# '60s Pot Farm Becomes Napa's First Certified Biodynamic Winery



## UglyBhamGuy (Jan 19, 2011)

Wondering if anyone saw this?
http://www.treehugger.com/files/201...s-napas-first-certified-biodynamic-winery.php


----------



## AlFulchino (Jan 19, 2011)

it was only a matter of time


----------



## Brian (Jan 19, 2011)

Very interesting.. I wounder how they keep the sheep away from the grapes...


----------



## robie (Jan 19, 2011)

Nice article, thanks


----------



## UglyBhamGuy (Jan 19, 2011)

Brian said:


> Very interesting.. I wounder how they keep the sheep away from the grapes...
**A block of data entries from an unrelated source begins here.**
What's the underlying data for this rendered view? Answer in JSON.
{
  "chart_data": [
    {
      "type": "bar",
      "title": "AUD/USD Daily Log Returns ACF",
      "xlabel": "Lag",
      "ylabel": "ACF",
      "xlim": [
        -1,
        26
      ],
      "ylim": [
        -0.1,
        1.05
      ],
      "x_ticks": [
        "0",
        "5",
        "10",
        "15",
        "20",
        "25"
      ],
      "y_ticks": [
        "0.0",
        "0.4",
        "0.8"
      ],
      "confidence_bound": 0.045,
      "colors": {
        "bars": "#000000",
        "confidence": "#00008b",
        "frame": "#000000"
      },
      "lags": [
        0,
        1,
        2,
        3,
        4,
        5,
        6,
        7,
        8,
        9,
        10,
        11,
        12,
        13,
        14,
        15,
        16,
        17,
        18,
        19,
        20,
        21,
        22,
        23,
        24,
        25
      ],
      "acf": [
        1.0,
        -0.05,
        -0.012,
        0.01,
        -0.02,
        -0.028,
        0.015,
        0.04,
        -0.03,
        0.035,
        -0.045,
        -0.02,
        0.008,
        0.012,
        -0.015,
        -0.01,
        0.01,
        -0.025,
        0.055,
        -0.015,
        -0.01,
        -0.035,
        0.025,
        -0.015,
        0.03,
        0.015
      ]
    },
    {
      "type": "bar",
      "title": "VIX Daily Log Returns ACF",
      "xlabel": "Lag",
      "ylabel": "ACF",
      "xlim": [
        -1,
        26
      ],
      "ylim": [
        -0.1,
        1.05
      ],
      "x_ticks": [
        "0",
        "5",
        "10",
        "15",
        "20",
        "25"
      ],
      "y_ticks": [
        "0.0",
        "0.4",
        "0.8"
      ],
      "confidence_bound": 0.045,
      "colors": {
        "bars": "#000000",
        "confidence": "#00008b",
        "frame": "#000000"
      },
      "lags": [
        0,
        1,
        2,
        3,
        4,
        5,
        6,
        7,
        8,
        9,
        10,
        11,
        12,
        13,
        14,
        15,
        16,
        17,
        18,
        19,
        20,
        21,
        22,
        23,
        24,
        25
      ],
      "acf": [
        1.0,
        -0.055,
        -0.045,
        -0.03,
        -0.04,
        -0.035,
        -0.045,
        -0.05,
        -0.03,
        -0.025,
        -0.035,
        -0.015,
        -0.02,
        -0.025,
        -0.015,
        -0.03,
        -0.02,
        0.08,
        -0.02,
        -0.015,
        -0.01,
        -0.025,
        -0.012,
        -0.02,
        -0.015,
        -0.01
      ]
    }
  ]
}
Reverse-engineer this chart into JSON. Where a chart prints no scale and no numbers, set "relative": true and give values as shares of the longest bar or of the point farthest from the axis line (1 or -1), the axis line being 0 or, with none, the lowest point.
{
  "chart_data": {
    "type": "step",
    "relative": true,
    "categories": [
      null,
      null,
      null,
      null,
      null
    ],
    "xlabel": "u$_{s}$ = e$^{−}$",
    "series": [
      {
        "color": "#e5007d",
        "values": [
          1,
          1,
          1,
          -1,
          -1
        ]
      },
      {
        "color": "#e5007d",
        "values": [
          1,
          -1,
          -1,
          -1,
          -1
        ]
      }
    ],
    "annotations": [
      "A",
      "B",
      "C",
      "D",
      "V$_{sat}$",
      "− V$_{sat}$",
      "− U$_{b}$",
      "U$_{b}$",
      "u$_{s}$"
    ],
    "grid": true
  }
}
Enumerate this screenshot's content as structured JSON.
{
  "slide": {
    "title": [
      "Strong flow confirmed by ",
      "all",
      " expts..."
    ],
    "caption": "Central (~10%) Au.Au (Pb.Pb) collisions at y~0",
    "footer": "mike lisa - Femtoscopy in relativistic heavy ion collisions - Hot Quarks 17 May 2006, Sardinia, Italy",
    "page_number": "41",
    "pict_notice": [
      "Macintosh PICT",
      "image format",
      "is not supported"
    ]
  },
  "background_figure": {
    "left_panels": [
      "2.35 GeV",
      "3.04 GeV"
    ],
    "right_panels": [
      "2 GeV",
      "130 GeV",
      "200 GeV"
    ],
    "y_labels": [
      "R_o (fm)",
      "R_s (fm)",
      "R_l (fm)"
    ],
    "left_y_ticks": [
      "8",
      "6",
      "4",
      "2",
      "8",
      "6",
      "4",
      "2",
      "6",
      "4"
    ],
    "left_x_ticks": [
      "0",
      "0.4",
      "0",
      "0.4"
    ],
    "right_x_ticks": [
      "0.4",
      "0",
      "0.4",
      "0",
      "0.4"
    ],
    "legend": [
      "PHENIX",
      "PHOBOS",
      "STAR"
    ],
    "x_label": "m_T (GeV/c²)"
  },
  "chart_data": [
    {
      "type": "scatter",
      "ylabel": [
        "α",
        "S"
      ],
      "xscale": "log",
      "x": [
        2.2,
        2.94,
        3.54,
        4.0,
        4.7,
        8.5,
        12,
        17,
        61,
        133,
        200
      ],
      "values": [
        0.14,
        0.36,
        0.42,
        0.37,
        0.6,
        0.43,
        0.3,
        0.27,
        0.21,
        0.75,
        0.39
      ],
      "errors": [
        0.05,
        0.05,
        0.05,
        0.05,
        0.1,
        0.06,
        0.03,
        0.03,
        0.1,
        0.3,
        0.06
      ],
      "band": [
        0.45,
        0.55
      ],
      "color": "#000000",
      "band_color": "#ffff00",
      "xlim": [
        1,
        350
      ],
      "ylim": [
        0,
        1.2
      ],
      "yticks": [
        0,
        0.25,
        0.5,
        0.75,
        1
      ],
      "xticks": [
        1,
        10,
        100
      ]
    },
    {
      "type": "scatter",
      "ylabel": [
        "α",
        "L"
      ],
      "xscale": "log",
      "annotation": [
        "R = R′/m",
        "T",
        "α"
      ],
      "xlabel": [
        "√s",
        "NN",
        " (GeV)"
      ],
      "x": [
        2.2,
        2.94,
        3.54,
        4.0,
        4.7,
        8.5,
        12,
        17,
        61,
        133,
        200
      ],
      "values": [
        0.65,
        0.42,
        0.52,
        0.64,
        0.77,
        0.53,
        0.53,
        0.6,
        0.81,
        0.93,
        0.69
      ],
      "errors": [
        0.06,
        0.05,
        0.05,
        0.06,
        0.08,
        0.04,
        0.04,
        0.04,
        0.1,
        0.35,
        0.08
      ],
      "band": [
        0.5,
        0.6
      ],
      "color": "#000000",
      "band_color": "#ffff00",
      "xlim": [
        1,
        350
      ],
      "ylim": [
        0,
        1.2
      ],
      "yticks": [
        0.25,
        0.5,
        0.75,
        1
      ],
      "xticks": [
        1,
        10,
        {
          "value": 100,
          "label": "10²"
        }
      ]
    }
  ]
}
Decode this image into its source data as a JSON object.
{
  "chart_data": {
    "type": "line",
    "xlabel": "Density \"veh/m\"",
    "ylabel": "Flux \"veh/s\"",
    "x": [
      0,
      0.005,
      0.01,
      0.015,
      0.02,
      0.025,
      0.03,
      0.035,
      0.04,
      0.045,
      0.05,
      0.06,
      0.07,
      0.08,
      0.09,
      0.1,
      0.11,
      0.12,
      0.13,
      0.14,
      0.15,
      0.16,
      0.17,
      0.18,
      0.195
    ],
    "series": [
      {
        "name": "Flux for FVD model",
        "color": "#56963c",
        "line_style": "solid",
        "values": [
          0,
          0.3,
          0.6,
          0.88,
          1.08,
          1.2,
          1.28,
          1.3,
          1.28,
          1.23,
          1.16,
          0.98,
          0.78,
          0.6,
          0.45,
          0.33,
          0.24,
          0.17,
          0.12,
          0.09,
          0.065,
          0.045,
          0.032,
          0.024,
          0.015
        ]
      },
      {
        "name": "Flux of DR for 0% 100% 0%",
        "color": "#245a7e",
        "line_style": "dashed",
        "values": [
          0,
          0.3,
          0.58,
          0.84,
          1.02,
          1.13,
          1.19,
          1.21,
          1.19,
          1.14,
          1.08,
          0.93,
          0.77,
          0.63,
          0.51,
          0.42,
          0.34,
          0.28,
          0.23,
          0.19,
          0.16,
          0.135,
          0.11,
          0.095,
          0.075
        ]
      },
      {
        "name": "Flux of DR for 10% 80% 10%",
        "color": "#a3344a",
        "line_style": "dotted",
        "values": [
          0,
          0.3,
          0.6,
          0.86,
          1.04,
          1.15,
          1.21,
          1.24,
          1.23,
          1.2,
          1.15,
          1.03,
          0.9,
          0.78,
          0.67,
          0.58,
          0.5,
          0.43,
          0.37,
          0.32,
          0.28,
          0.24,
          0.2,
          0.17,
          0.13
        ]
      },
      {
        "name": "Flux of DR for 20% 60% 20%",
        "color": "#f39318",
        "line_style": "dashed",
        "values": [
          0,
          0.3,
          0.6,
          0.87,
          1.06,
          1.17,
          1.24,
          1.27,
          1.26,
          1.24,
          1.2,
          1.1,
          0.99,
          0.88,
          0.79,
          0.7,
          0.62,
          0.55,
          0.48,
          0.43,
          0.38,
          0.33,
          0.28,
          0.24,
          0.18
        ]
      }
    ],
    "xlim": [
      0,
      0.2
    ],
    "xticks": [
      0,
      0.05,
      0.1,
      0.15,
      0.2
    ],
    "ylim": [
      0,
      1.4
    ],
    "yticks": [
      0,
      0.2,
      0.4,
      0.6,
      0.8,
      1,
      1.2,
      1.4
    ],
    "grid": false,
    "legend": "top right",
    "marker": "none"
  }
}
Here's a video that explains how they do it.


----------



## ibglowin (Jan 19, 2011)

We visited Grgich Hills this Summer and they were in full advertising mode about them being certified Biodynamic as well since 2003. If I read the article right Benzinger has been certified since 2000. Thats a long time for sure.

Lets hope the sheep poop doesn't add to the Terroir!


----------



## Brian (Jan 19, 2011)

Cool video to! Sounds likesomeone knows what they are doing... A masters in winemaking.. Huh why didn't I know there was a major in college for winemaking when I went.. I probably would still be there.. and it has been a long time since I was in college.. haha


----------